Clark was the first to arrive at the fortress, but due to the fortunes of physiology, J'onn was able to enjoy the encounter more times.

Later, Clark put his hand over his eyes and groaned. "Lois is going to kill me. She loves being kidnapped as my girlfriend. She writes half her articles based on my enemies rants."

J'onn nestled his long head on the heat furnace of Clark's chest while wrapping a limb around his legs. "As long as that is all she enjoys, she can retain that privilege."

"Fine," Clark drew his fingers down the line of J'onn's back. "we'll secretly date."

They breathed in time. Somewhere in the distance, polar bears were recovering from their trauma at the ice quakes. Into that silence, J'onn cleared his throat. "If you'll recall the full extent of our treaty with the Golins of Inner Earth, we are married." J'onn skated briefly sharp teeth over the impenetrable surface of Clark's skin.

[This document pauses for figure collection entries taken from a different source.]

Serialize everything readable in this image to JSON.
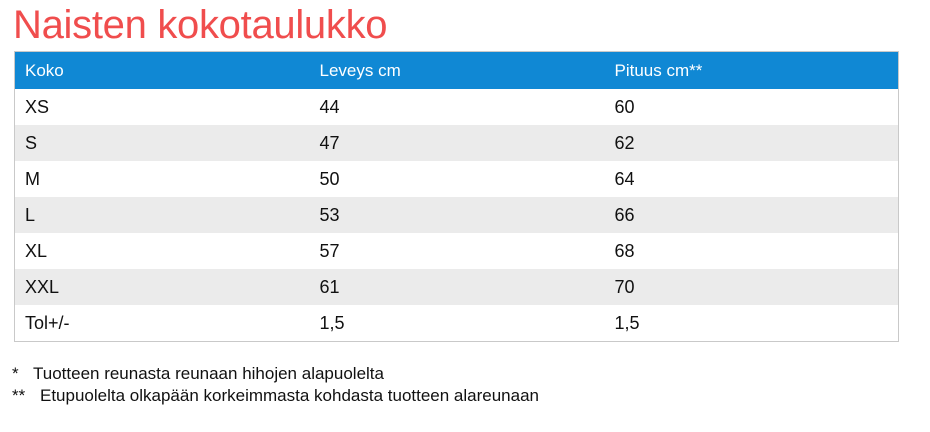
{
  "title": "Naisten kokotaulukko",
  "table": {
    "headers": [
      "Koko",
      "Leveys cm",
      "Pituus cm**"
    ],
    "rows": [
      [
        "XS",
        "44",
        "60"
      ],
      [
        "S",
        "47",
        "62"
      ],
      [
        "M",
        "50",
        "64"
      ],
      [
        "L",
        "53",
        "66"
      ],
      [
        "XL",
        "57",
        "68"
      ],
      [
        "XXL",
        "61",
        "70"
      ],
      [
        "Tol+/-",
        "1,5",
        "1,5"
      ]
    ]
  },
  "footnotes": [
    {
      "mark": "*",
      "text": "Tuotteen reunasta reunaan hihojen alapuolelta"
    },
    {
      "mark": "**",
      "text": "Etupuolelta olkapään korkeimmasta kohdasta tuotteen alareunaan"
    }
  ],
  "colors": {
    "title": "#f04d4d",
    "header_bg": "#1088d4",
    "header_text": "#ffffff",
    "stripe": "#ebebeb"
  }
}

Clark moved under J'onn. "Don't say that. My Mother would kill me if I got married without her there."

J'onn shrugged. Not saying it didn't change the facts.

"Fine, we're secretly married, and I need to stage a second wedding on another planet so my parents can see me get married."

J'onn blinked sleepily. "Third wedding." J'onn yawned. "Remember the ultra-dimensional city of Tripet."

Clark laughed and hugged J'onn in an embrace that would have been bone crushing with anyone else. "Fine. Third wedding." Clark kissed the tip of J'onn's long head. "Pleasant dreams."

As Clark drifted off, he vaguely thought that they couldn't be anything else. Especially, as their dream patterns idly wove together through the pleasant hours of the night.